43      Par acte déposé au greffe du Tribunal le 20 mai 2020, la requérante a demandé la tenue d’une audience sur la base de l’article 106, paragraphe 2, du règlement de procédure.

44      Le 24 septembre 2020, le Tribunal a, dans le cadre des mesures d’organisation de la procédure prévues à l’article 89 du règlement de procédure, posé plusieurs questions écrites aux parties pour réponse orale lors de l’audience et a demandé la production de certains documents au Comité des régions. Le Comité des régions a déféré à cette demande dans le délai qui lui était imparti.

45      Les parties ont été entendues en leurs plaidoiries et en leurs réponses aux questions posées par le Tribunal lors de l’audience du 10 décembre 2020.

46      La requérante conclut à ce qu’il plaise au Tribunal :

–        annuler la décision attaquée et, subsidiairement, la lettre du 16 mai 2019 ;

–        ordonner la réparation du préjudice matériel subi, qui s’élève à la somme de 19 200 euros, et du préjudice moral subi, estimé à 83 208,24 euros ;

–        condamner le Comité des régions aux dépens.
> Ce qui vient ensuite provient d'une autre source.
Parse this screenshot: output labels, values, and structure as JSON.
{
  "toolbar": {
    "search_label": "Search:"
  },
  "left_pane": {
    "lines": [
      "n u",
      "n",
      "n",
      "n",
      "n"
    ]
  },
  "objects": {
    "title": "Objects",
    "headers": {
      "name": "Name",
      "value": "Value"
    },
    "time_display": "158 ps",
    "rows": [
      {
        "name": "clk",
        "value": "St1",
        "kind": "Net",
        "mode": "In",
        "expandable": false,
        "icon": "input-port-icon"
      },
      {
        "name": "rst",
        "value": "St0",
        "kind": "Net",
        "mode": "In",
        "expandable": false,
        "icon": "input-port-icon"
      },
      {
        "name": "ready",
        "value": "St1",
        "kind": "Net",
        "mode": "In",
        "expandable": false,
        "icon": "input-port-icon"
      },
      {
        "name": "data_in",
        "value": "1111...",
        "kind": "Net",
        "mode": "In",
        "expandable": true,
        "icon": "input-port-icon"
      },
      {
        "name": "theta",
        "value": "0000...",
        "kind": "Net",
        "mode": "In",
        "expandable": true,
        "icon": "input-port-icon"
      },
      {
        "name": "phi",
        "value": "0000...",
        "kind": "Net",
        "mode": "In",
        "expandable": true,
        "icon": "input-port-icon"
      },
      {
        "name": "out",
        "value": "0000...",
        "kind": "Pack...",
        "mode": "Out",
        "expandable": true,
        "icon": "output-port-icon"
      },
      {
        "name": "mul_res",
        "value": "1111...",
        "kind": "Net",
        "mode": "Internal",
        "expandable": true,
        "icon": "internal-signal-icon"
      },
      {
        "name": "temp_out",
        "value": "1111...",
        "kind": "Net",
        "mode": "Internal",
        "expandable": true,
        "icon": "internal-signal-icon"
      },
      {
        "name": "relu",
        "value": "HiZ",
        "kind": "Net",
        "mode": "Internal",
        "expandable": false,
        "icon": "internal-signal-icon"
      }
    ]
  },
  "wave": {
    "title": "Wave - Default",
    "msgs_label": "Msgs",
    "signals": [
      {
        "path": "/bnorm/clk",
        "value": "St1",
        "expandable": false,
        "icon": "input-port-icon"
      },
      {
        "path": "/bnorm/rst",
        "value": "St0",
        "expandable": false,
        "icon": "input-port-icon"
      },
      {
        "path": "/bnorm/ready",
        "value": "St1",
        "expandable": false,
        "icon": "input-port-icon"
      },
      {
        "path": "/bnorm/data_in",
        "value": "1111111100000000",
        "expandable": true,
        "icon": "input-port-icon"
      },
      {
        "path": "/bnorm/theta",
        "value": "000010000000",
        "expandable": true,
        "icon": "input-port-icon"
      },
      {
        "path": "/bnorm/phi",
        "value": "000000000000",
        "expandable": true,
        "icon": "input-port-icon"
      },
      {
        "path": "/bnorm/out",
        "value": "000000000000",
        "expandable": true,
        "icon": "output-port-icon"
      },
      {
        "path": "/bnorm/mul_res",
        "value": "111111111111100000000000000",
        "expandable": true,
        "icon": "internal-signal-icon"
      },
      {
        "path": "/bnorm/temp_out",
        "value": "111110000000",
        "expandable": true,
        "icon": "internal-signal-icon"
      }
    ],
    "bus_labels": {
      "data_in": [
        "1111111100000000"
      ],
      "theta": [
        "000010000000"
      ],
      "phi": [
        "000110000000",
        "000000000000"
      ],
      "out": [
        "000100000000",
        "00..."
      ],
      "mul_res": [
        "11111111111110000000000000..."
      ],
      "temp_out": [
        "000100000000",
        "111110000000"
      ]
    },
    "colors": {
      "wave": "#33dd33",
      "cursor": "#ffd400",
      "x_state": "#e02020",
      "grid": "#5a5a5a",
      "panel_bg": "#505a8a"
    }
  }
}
47      Le Comité des régions conclut à ce qu’il plaise au Tribunal :

–        rejeter le recours ;

–        condamner la requérante aux dépens.

III. En droit

A.      Sur les conclusions en annulation

[omissis]

2.      Sur le fond

[omissis]

a)      Sur le premier moyen, tiré d’un détournement de procédure et de la violation des articles 47 et 49 du RAA et des articles 23 et 24 de l’annexe IX du statut

55      La requérante soutient que l’AHCC du Comité des régions n’était pas habilitée à résilier unilatéralement son contrat avec préavis, conformément à l’article 47, sous c), i), du RAA, tout en la suspendant de ses fonctions, en vertu de l’article 49, paragraphe 1, du RAA, sans respecter les règles régissant l’adoption de la mesure administrative de suspension, telles qu’établies par les articles 23 et 24 de l’annexe IX du statut. Dès lors, la requérante considère qu’une décision de l’AHCC qui prévoit conjointement la résiliation de son contrat en application de l’article 47, sous c), i), du RAA et la suspension de ses fonctions pendant toute la période du préavis constitue, conformément à la jurisprudence, un détournement de procédure.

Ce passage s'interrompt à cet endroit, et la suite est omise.